O objetivo da casa é ser um local de encontro, não apenas focado nas competições de xadrez, mas prezando por competições realizadas amigavelmente, como forma de criar círculos de amizade e socializar. De acordo com Fabiano, o xadrez é uma modalidade esportiva que faz com que as crianças aprendam sobre o respeito pelo outro, desenvolvam o seu pensamento concreto e matemático, pratiquem a cortesia e tirem lições dos seus erros.

“O xadrez é um jogo muito legal para quem tem interesse pelo esporte como um hobby, uma atividade mental, e também é muito interessante e desafiador para quem tem objetivos maiores no meio. Nesse segundo caso, o foco e a determinação para estudar são essenciais. Os resultados são a longo prazo, mas toda dedicação vale a pena”, declara a Campeã Brasileira Universitária de xadrez, Marina Martins.

Para Marina, o xadrez não é muito valorizado no Brasil, e que não é um esporte que atrai tanta visibilidade e incentivo quanto outros. (Foto: Arquivo Pessoa)

Não é só na Capital que o xadrez faz parte da vida dos enxadristas. No último dia 29, foi realizado o 1º Torneio Online de Xadrez Escolar de Sapucaia do Sul, a primeira edição virtual, devido a pandemia. A competição, que existe há 9 anos no município, foi desenvolvida pelo professor Índio Iguatemi Siebra, da Escola Marechal Bitencourt, e pelo secretário de Esporte, Charles Ribeiro de Andrade. O torneio foi dividido em três categorias do masculino e três do feminino: sub 13, sub 15 e sub 17.

Organizado juntamente com a Federação Gaúcha de Xadrez, o 1º Torneio Online de Xadrez Escolar reuniu 103 jogadores de nove cidades do estado, sendo 33 representantes da cidade de Sapucaia do Sul e 10 da Capital. Houve premiações em troféus “Campeão Geral” para as escolas de Sapucaia do Sul e para escolas visitantes e medalhas para os demais classificados.

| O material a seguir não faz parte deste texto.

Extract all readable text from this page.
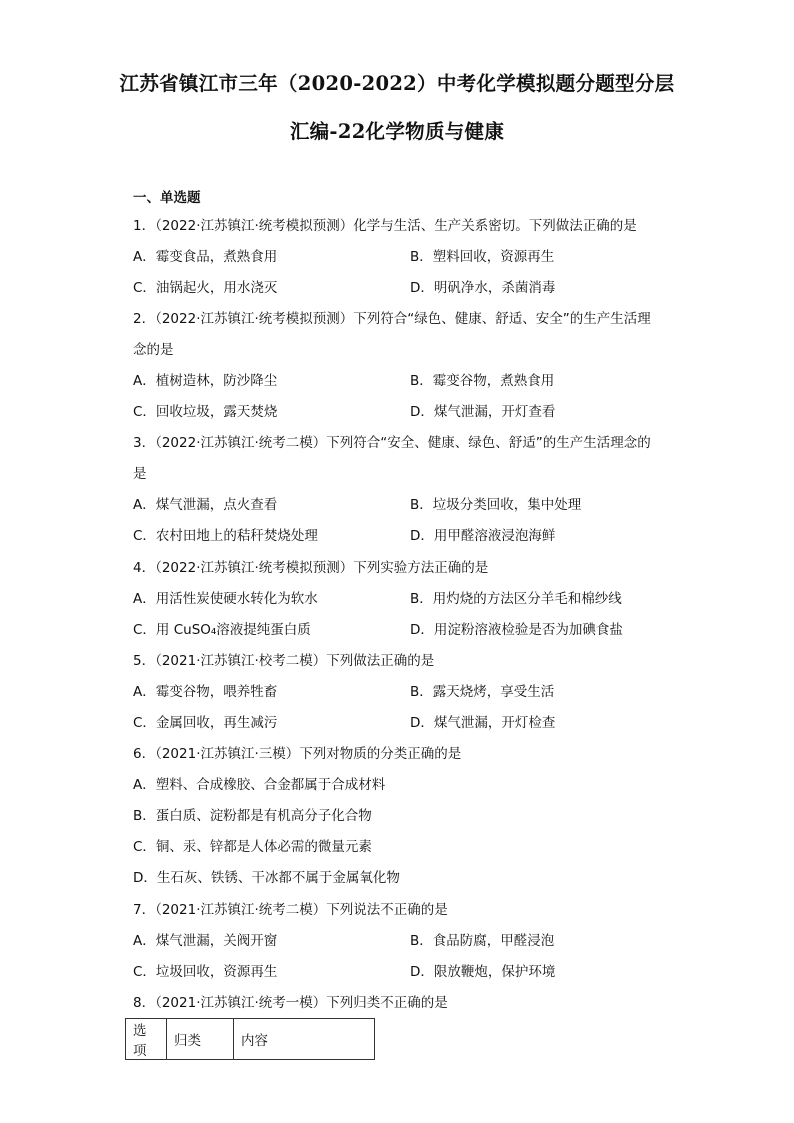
江苏省镇江市三年（2020-2022）中考化学模拟题分题型分层
汇编-22化学物质与健康
一、单选题
1．（2022·江苏镇江·统考模拟预测）化学与生活、生产关系密切。下列做法正确的是
A．霉变食品，煮熟食用	B．塑料回收，资源再生
C．油锅起火，用水浇灭	D．明矾净水，杀菌消毒
2．（2022·江苏镇江·统考模拟预测）下列符合“绿色、健康、舒适、安全”的生产生活理
念的是
A．植树造林，防沙降尘	B．霉变谷物，煮熟食用
C．回收垃圾，露天焚烧	D．煤气泄漏，开灯查看
3．（2022·江苏镇江·统考二模）下列符合“安全、健康、绿色、舒适”的生产生活理念的
是
A．煤气泄漏，点火查看	B．垃圾分类回收，集中处理
C．农村田地上的秸秆焚烧处理	D．用甲醛溶液浸泡海鲜
4．（2022·江苏镇江·统考模拟预测）下列实验方法正确的是
A．用活性炭使硬水转化为软水	B．用灼烧的方法区分羊毛和棉纱线
C．用 CuSO₄溶液提纯蛋白质	D．用淀粉溶液检验是否为加碘食盐
5．（2021·江苏镇江·校考二模）下列做法正确的是
A．霉变谷物，喂养牲畜	B．露天烧烤，享受生活
C．金属回收，再生减污	D．煤气泄漏，开灯检查
6．（2021·江苏镇江·三模）下列对物质的分类正确的是
A．塑料、合成橡胶、合金都属于合成材料
B．蛋白质、淀粉都是有机高分子化合物
C．铜、汞、锌都是人体必需的微量元素
D．生石灰、铁锈、干冰都不属于金属氧化物
7．（2021·江苏镇江·统考二模）下列说法不正确的是
A．煤气泄漏，关阀开窗	B．食品防腐，甲醛浸泡
C．垃圾回收，资源再生	D．限放鞭炮，保护环境
8．（2021·江苏镇江·统考一模）下列归类不正确的是
选项	归类	内容
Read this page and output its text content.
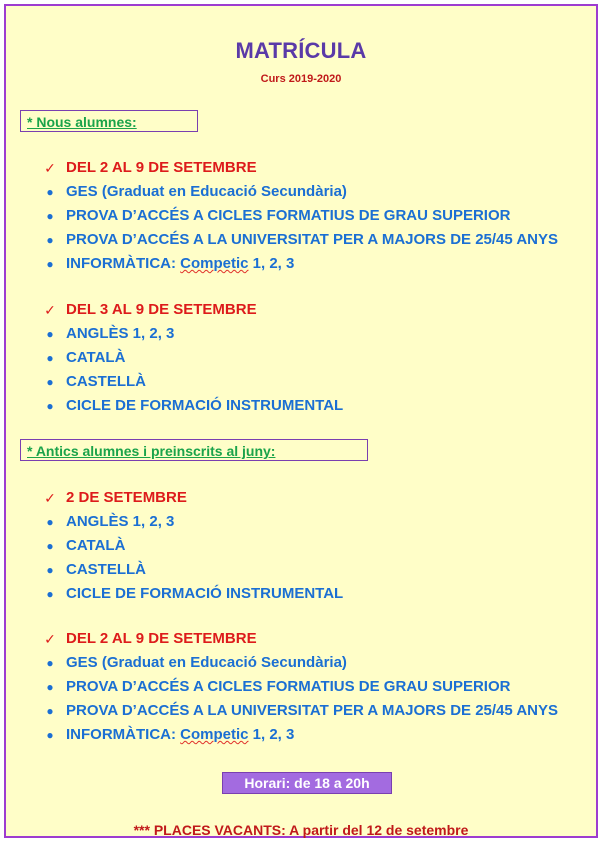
MATRÍCULA
Curs 2019-2020
* Nous alumnes:
✓ DEL 2 AL 9 DE SETEMBRE
● GES (Graduat en Educació Secundària)
● PROVA D’ACCÉS A CICLES FORMATIUS DE GRAU SUPERIOR
● PROVA D’ACCÉS A LA UNIVERSITAT PER A MAJORS DE 25/45 ANYS
● INFORMÀTICA: Competic 1, 2, 3
✓ DEL 3 AL 9 DE SETEMBRE
● ANGLÈS 1, 2, 3
● CATALÀ
● CASTELLÀ
● CICLE DE FORMACIÓ INSTRUMENTAL
* Antics alumnes i preinscrits al juny:
✓ 2 DE SETEMBRE
● ANGLÈS 1, 2, 3
● CATALÀ
● CASTELLÀ
● CICLE DE FORMACIÓ INSTRUMENTAL
✓ DEL 2 AL 9 DE SETEMBRE
● GES (Graduat en Educació Secundària)
● PROVA D’ACCÉS A CICLES FORMATIUS DE GRAU SUPERIOR
● PROVA D’ACCÉS A LA UNIVERSITAT PER A MAJORS DE 25/45 ANYS
● INFORMÀTICA: Competic 1, 2, 3
Horari: de 18 a 20h
*** PLACES VACANTS: A partir del 12 de setembre
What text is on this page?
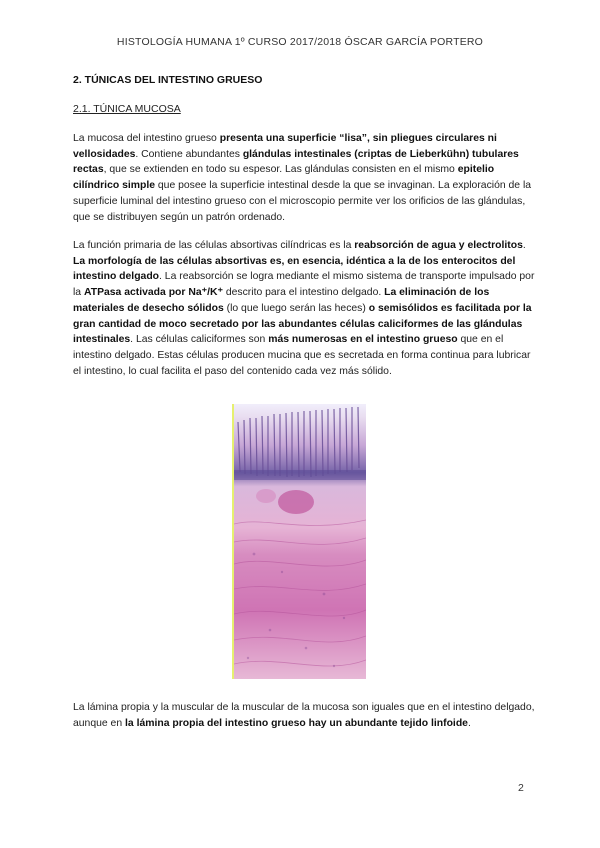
HISTOLOGÍA HUMANA 1º CURSO 2017/2018 ÓSCAR GARCÍA PORTERO
2. TÚNICAS DEL INTESTINO GRUESO
2.1. TÚNICA MUCOSA

La mucosa del intestino grueso presenta una superficie “lisa”, sin pliegues circulares ni vellosidades. Contiene abundantes glándulas intestinales (criptas de Lieberkühn) tubulares rectas, que se extienden en todo su espesor. Las glándulas consisten en el mismo epitelio cilíndrico simple que posee la superficie intestinal desde la que se invaginan. La exploración de la superficie luminal del intestino grueso con el microscopio permite ver los orificios de las glándulas, que se distribuyen según un patrón ordenado.

La función primaria de las células absortivas cilíndricas es la reabsorción de agua y electrolitos. La morfología de las células absortivas es, en esencia, idéntica a la de los enterocitos del intestino delgado. La reabsorción se logra mediante el mismo sistema de transporte impulsado por la ATPasa activada por Na⁺/K⁺ descrito para el intestino delgado. La eliminación de los materiales de desecho sólidos (lo que luego serán las heces) o semisólidos es facilitada por la gran cantidad de moco secretado por las abundantes células caliciformes de las glándulas intestinales. Las células caliciformes son más numerosas en el intestino grueso que en el intestino delgado. Estas células producen mucina que es secretada en forma continua para lubricar el intestino, lo cual facilita el paso del contenido cada vez más sólido.

La lámina propia y la muscular de la muscular de la mucosa son iguales que en el intestino delgado, aunque en la lámina propia del intestino grueso hay un abundante tejido linfoide.

2
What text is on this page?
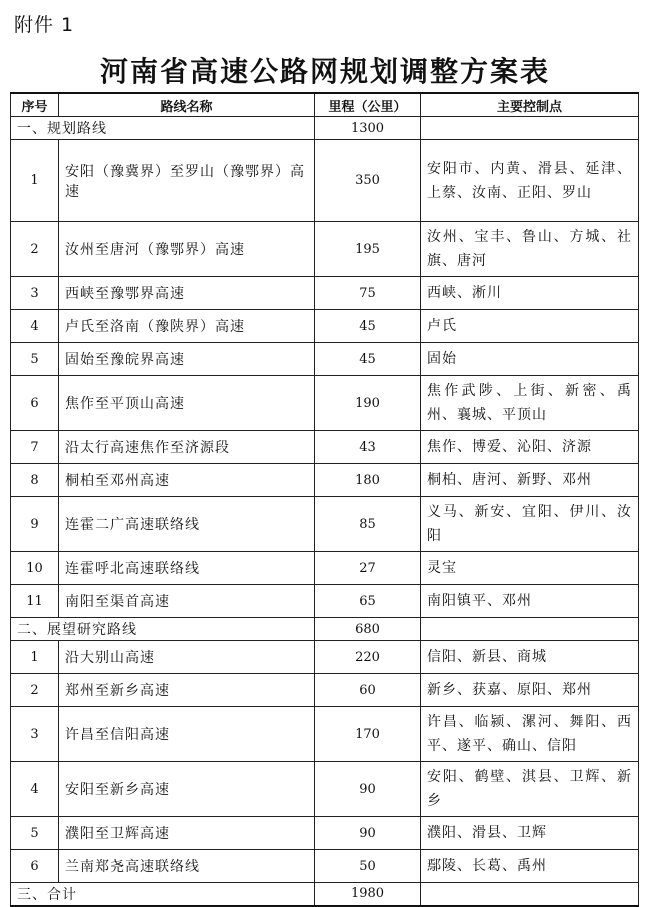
附件 1
河南省高速公路网规划调整方案表
序号	路线名称	里程（公里）	主要控制点
一、规划路线		1300	
1	安阳（豫冀界）至罗山（豫鄂界）高速	350	安阳市、内黄、滑县、延津、上蔡、汝南、正阳、罗山
2	汝州至唐河（豫鄂界）高速	195	汝州、宝丰、鲁山、方城、社旗、唐河
3	西峡至豫鄂界高速	75	西峡、淅川
4	卢氏至洛南（豫陕界）高速	45	卢氏
5	固始至豫皖界高速	45	固始
6	焦作至平顶山高速	190	焦作武陟、上街、新密、禹州、襄城、平顶山
7	沿太行高速焦作至济源段	43	焦作、博爱、沁阳、济源
8	桐柏至邓州高速	180	桐柏、唐河、新野、邓州
9	连霍二广高速联络线	85	义马、新安、宜阳、伊川、汝阳
10	连霍呼北高速联络线	27	灵宝
11	南阳至渠首高速	65	南阳镇平、邓州
二、展望研究路线		680	
1	沿大别山高速	220	信阳、新县、商城
2	郑州至新乡高速	60	新乡、获嘉、原阳、郑州
3	许昌至信阳高速	170	许昌、临颍、漯河、舞阳、西平、遂平、确山、信阳
4	安阳至新乡高速	90	安阳、鹤壁、淇县、卫辉、新乡
5	濮阳至卫辉高速	90	濮阳、滑县、卫辉
6	兰南郑尧高速联络线	50	鄢陵、长葛、禹州
三、合计		1980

O Campeonato Estudantil do Rio Grande do Sul (CERGS), que ocorre anualmente, teve sua edição de 2021 cancelada e sem previsão para ser realizada devido ao cenário atual da pandemia. O evento é desenvolvido pela Secretaria Estadual do Esporte e Lazer e serve como seletiva para a participação do Estado nos Jogos Escolares da Juventude, incluindo, além do xadrez, as seguintes modalidades: Atletismo, Badminton, Basquete, Ciclismo, Futsal, Ginástica Rítmica (somente feminino), Handebol, Judô, Natação, Tênis de Mesa, Voleibol e Vôlei de Praia. Podem participar jovens de 12 a 14 e de 15 a 17 anos, nas categorias feminino e masculino.

A reportagem tentou contato com a Prefeitura de Sapucaia do Sul e com a Secretaria Estadual do Esporte e Lazer, mas não obteve retorno até o fechamento da matéria.